Nas vésperas do Ano-Novo sumiu uma garrafa de uísque e seu perfume francês? seja humana: ela merece. A culpa, aliás, é sua; se tivesse dado de presente, não teria acontecido. Afinal, um ano inteiro cozinhando, lavando, passando, abrindo e fechando suas malas, vendo as roupas novas, os sapatos, os cremes, francamente, tem que entender. A cobiça faz parte dos sentimentos humanos, e querer romper o ano tomando um drinque com gelo, igualzinho ao que ela tantas vezes preparou para você e levou na bandeja, é apenas natural. No lugar de fazer um escândalo, dê uma outra garrafa, da mesma marca, presente de carnaval. Se for mesmo o máximo, cuide da ressaca dela na Quarta-feira de Cinzas. Afinal, quantas suas ela já aturou? E uma mão lava a outra, quem não sabe?
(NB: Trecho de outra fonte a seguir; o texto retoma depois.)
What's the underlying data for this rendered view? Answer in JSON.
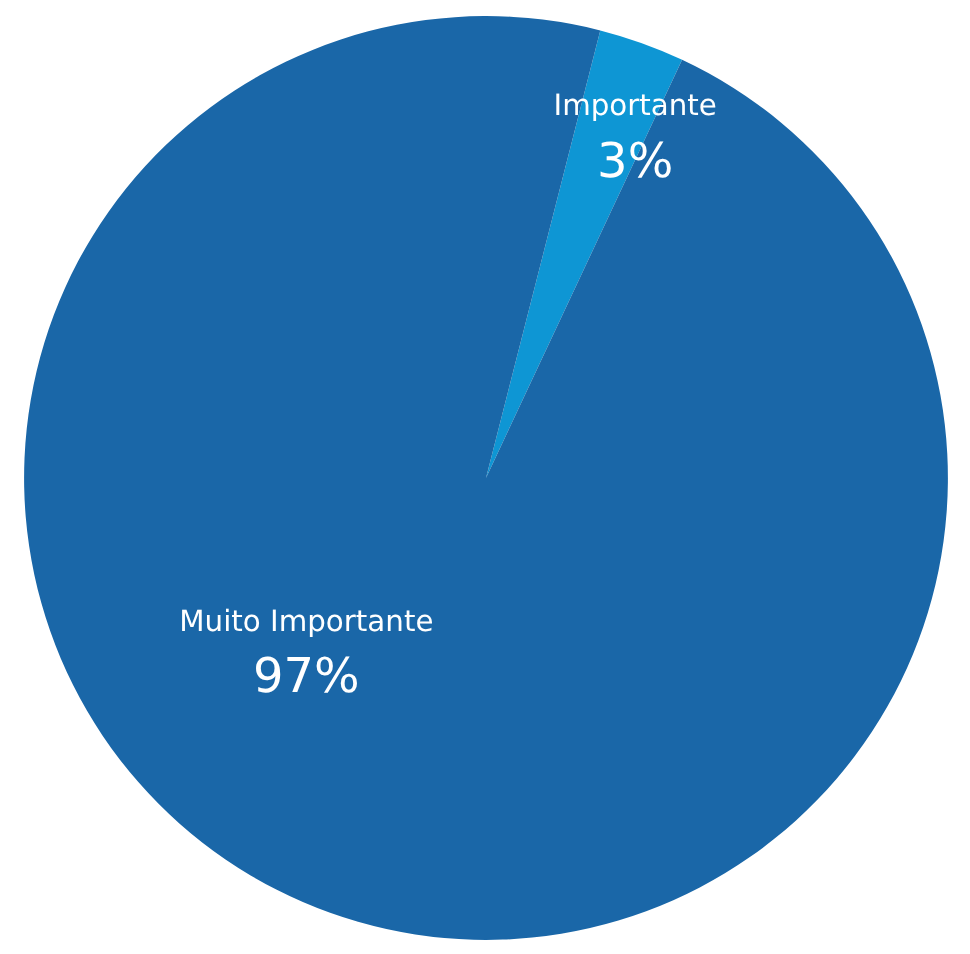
{
  "chart_data": {
    "type": "pie",
    "categories": [
      "Muito Importante",
      "Importante"
    ],
    "values": [
      97,
      3
    ],
    "colors": [
      "#1a67a8",
      "#0e96d4"
    ],
    "value_labels": [
      "97%",
      "3%"
    ]
  }
}
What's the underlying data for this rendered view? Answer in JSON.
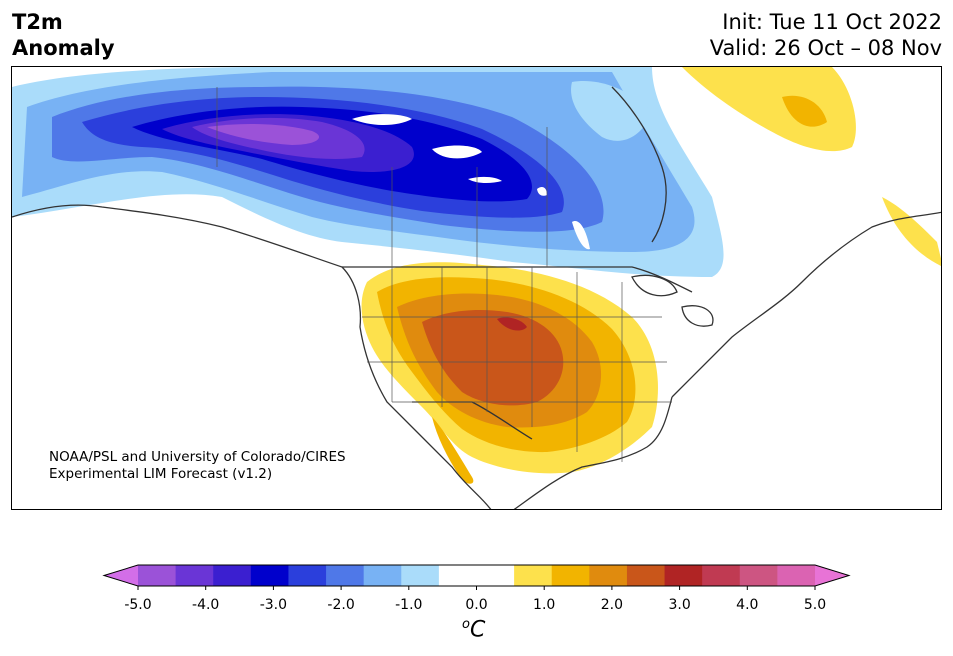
{
  "title": {
    "left_line1": "T2m",
    "left_line2": "Anomaly",
    "right_line1": "Init: Tue 11 Oct 2022",
    "right_line2": "Valid: 26 Oct – 08 Nov"
  },
  "credit": {
    "line1": "NOAA/PSL and University of Colorado/CIRES",
    "line2": "Experimental LIM Forecast (v1.2)"
  },
  "colorbar": {
    "ticks": [
      "-5.0",
      "-4.0",
      "-3.0",
      "-2.0",
      "-1.0",
      "0.0",
      "1.0",
      "2.0",
      "3.0",
      "4.0",
      "5.0"
    ],
    "colors": [
      "#d36ee8",
      "#9b52d8",
      "#6a35d6",
      "#3b1fd0",
      "#0000cc",
      "#2b3fdc",
      "#4f78e8",
      "#78b2f4",
      "#aadcfa",
      "#ffffff",
      "#ffffff",
      "#fde14c",
      "#f2b400",
      "#e08b0e",
      "#c9561a",
      "#b02424",
      "#c03a52",
      "#cd5582",
      "#db63b2",
      "#e873d6"
    ],
    "units": "C",
    "units_sup": "o"
  },
  "map": {
    "region": "North America",
    "variable": "2m temperature anomaly",
    "cold_anomaly": "western/central Canada and northern US plains",
    "warm_anomaly": "southwestern and south-central United States"
  }
}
E aquela amizade que desandou, lembra? está na hora de fazer um gesto, estender a mão. Se não tiver sucesso, melhor ainda. Você fica de bonita, passa por generosa, superior, e ela continua com a fama de intratável, insuportável, pode ser melhor?

Chega de sonhar. Se você conseguir parar de fumar e começar a ginástica, já é um bom começo. Quanto ao resto, siga os dez mandamentos. Mesmo não sabendo todos de cor, algo me diz que é por aí. Ou quase.